Medical Student Drexel University College of Medicine
Introduction: Bone health is a critical consideration in preoperative spine surgery assessments, as poor bone quality increases the risk of adverse surgical outcomes. The vertebral bone quality (VBQ) score, a measurement obtained from T1-weighted MRI scans, offers a measurement of bone quality when a DEXA scan or CT scan is unavailable. However, calculating VBQ manually is time-intensive and subject to interrater variability. This study aims to develop a deep learning algorithm to automate VBQ calculation from lumbar spine MRIs, enhancing efficiency and clinical applicability.
Methods: We trained a YOLOv8 object detection model on T1-weighted lumbar MRI scans from the SPIDER dataset, which included 257 patient scans with vertebral body segmentations. The dataset was divided into 70% training, 20% validation, and 10% test sets. The model was designed to detect bounding boxes around vertebral bodies from L1 to L4, placing regions of interest (ROI) within each vertebral body and cerebrospinal fluid (CSF) posterior to L3. The average signal intensity of these ROIs was used to calculate the VBQ score by normalizing vertebral body intensity to the CSF intensity. The model’s performance was validated on MRI scans from 47 patients, with two human raters annotating the VBQ score.

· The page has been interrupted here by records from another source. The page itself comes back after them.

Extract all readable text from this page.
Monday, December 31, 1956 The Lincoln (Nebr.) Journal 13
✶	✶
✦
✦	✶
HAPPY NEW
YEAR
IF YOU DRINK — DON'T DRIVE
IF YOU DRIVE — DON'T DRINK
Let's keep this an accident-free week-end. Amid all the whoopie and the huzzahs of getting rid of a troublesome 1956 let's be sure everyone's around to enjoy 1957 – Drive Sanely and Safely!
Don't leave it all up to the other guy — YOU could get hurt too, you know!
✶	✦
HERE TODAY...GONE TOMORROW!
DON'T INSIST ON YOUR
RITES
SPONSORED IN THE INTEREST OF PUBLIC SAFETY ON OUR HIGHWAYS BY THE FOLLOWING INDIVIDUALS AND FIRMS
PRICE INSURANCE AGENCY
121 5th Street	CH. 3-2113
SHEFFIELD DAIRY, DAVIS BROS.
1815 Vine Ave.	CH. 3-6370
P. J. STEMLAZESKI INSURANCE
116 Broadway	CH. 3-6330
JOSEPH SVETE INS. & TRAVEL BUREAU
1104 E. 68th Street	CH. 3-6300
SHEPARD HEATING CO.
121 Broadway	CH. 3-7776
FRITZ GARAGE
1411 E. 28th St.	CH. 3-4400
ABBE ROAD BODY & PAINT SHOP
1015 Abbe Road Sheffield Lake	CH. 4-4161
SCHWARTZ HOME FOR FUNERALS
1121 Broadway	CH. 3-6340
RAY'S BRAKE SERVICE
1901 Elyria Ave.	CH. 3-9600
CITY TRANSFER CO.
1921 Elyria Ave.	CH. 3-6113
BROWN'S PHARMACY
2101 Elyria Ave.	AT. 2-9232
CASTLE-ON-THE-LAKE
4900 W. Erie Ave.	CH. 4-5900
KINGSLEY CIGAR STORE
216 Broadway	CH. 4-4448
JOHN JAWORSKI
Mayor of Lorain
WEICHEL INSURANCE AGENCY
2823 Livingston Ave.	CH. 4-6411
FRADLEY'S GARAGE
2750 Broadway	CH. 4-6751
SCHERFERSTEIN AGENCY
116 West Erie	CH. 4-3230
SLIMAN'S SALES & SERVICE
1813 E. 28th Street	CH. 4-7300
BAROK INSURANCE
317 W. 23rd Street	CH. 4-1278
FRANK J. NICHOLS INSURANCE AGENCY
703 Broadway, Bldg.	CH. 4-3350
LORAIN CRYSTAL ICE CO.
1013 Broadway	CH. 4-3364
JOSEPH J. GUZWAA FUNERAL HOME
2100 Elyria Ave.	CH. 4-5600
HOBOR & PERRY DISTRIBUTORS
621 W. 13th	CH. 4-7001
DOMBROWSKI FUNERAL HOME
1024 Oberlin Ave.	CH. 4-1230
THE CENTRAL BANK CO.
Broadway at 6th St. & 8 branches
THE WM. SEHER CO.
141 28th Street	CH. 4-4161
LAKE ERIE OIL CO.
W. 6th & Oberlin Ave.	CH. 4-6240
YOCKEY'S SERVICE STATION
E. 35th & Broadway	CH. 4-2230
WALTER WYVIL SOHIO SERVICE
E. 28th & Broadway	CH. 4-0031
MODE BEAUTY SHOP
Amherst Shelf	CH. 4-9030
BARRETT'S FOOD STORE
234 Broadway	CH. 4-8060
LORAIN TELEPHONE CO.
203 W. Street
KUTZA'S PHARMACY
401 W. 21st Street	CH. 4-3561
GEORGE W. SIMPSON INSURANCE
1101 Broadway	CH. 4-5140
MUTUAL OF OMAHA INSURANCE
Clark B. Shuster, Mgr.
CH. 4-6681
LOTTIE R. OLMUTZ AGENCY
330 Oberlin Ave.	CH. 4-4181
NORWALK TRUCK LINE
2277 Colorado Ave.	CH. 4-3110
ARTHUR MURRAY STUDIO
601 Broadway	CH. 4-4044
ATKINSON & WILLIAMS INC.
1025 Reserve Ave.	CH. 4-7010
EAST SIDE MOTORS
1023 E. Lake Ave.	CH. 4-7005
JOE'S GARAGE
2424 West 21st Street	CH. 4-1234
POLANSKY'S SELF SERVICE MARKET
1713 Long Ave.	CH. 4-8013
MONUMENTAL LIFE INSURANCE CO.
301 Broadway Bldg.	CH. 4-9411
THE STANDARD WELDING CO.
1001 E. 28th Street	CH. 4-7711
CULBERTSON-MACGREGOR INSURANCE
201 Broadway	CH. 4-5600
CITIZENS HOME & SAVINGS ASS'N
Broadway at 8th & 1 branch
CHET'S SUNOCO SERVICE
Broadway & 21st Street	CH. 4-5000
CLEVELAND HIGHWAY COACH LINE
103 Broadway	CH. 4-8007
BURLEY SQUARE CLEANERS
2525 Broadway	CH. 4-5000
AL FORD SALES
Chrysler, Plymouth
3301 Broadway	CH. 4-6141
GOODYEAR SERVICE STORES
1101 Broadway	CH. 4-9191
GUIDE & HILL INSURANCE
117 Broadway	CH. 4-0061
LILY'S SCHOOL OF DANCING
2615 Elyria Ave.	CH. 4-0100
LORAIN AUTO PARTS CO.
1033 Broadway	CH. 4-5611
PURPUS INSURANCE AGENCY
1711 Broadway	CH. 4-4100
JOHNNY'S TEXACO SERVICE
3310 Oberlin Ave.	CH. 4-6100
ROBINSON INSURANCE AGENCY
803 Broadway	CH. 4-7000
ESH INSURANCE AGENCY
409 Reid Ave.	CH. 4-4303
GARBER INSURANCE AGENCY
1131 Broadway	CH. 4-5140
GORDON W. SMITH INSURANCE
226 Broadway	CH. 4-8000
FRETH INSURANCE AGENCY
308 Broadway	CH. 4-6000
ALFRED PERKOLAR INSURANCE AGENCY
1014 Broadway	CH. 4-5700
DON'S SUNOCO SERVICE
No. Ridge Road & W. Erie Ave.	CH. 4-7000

Results: The AI model achieved a precision of 0.9429, a recall of 0.9076, and a mean Average Precision (mAP) of 0.9403 at a 0.5 threshold, demonstrating high accuracy in vertebral body detection. The Intraclass Correlation Coefficient (ICC) between AI-derived and human-derived VBQ scores was 0.88–0.93, with Pearson correlation coefficients above 0.85, indicating strong agreement. Root Mean Square Error (RMSE) values were 0.58 and 0.42 for the two raters, supporting the model’s accuracy.
Conclusion : This deep learning algorithm provides a reliable, automated method for calculating VBQ scores from MRI scans, enabling efficient bone quality assessment without the need for manual calculation. By streamlining VBQ score derivation, this AI model supports early detection of patients at risk for poor surgical outcomes, potentially improving preoperative planning and clinical decision-making. Further evaluation on diverse datasets may enhance its generalizability.